本地完成测试后，我们可以马上按照本地的参数提交一个fate任务了，这个任务下，有两方参与这个任务，按照mytrainer的逻辑，会每轮进行训练，然后进行聚合：

In [24]:
import torch as t
from torch import nn
from pipeline import fate_torch_hook
from pipeline.component import HomoNN
from pipeline.backend.pipeline import PipeLine
from pipeline.component import Reader, Evaluation, DataTransform
from pipeline.interface import Data, Model

fate_torch_hook(t)

import os
# 绑定地址到fate name&namespace
fate_project_path = os.path.abspath('../')
host_0 = 10000
host_1 = 9999
pipeline = PipeLine().set_initiator(role='host', party_id=host_0).set_roles(host=[host_0, host_1],
                                                                            arbiter=[host_0])

data_0 = {"name": "breast_host_0", "namespace": "experiment"}
data_1 = {"name": "breast_host_1", "namespace": "experiment"}

# 为方便，本示例中两方使用同一份数据集
data_path_0 = fate_project_path + '/examples/data/breast_homo_host.csv'
data_path_1 = fate_project_path + '/examples/data/breast_homo_host.csv'
pipeline.bind_table(name=data_0['name'], namespace=data_0['namespace'], path=data_path_0)
pipeline.bind_table(name=data_1['name'], namespace=data_1['namespace'], path=data_path_1)

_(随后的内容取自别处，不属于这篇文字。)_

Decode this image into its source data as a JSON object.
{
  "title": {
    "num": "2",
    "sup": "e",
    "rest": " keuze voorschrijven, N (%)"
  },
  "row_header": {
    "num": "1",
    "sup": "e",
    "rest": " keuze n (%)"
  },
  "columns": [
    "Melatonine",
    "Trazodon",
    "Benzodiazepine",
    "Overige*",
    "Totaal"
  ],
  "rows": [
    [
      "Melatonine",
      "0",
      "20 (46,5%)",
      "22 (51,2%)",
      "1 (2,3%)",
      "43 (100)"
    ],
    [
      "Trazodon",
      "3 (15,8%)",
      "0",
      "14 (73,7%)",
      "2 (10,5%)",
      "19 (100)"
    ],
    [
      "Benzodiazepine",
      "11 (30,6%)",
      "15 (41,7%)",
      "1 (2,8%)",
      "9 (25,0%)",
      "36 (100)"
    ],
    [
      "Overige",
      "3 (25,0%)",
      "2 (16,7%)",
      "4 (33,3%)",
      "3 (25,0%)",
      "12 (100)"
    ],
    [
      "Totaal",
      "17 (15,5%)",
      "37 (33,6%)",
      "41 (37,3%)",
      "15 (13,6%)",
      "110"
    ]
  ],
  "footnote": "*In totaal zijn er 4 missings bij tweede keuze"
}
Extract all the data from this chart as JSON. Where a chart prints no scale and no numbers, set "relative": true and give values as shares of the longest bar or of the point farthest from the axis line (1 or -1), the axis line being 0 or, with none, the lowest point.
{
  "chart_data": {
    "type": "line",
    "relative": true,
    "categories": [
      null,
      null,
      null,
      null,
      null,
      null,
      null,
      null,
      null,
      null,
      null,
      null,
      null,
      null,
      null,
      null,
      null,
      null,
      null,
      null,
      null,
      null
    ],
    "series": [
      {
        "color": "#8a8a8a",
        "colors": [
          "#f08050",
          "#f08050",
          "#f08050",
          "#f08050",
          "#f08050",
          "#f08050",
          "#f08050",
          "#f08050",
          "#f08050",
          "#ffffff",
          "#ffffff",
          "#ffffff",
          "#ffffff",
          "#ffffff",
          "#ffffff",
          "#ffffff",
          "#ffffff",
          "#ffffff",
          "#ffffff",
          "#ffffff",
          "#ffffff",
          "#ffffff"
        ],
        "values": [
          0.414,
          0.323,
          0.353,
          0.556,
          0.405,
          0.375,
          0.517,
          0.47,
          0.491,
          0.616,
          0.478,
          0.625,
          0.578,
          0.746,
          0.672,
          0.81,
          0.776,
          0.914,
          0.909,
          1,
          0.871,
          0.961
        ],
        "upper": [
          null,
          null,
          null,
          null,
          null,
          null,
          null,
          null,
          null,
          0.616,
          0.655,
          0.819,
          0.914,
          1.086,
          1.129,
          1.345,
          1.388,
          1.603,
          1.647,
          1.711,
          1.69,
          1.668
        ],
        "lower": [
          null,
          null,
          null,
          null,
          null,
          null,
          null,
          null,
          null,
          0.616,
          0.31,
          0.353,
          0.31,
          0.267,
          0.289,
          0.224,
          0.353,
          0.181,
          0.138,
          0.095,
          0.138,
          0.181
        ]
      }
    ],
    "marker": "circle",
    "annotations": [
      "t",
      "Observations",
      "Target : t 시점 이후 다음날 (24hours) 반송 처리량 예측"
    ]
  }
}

{'namespace': 'experiment', 'table_name': 'breast_host_1'}

In [25]:
# 定义reader
reader_0 = Reader(name="reader_0")
reader_0.get_party_instance(role='host', party_id=host_0).component_param(table=data_0)
reader_0.get_party_instance(role='host', party_id=host_1).component_param(table=data_1)

In [26]:
from pipeline.component.homo_nn import TrainerParam # Trainer的接口，我们通过这个接口指定我们的trainer，并传递参数
from pipeline.component.homo_nn import DatasetParam

# 与本地测试一样的设置
model = t.nn.Sequential(
    t.nn.Linear(30, 16),
    t.nn.ReLU(),
    t.nn.Linear(16, 1),
    t.nn.Sigmoid()
)
loss = t.nn.BCELoss()  # loss function 
optimizer = t.optim.Adam(model.parameters(), lr=0.01)# optimizer

nn_component = HomoNN(name='nn_0',
                      model=model, # 模型
                      loss=loss,
                      optimizer=optimizer,
                      dataset=DatasetParam(dataset_name='table'),
                      trainer=TrainerParam(trainer_name='mytrainer', epochs=10, batch_size=128)
                      )

In [27]:
# 添加组件到pipeline，定义数据IO关系，提交即可
pipeline.add_component(reader_0)
pipeline.add_component(nn_component, data=Data(train_data=reader_0.output.data))

<pipeline.backend.pipeline.PipeLine at 0x7f6057bf0820>

In [28]:
pipeline.compile()
pipeline.fit()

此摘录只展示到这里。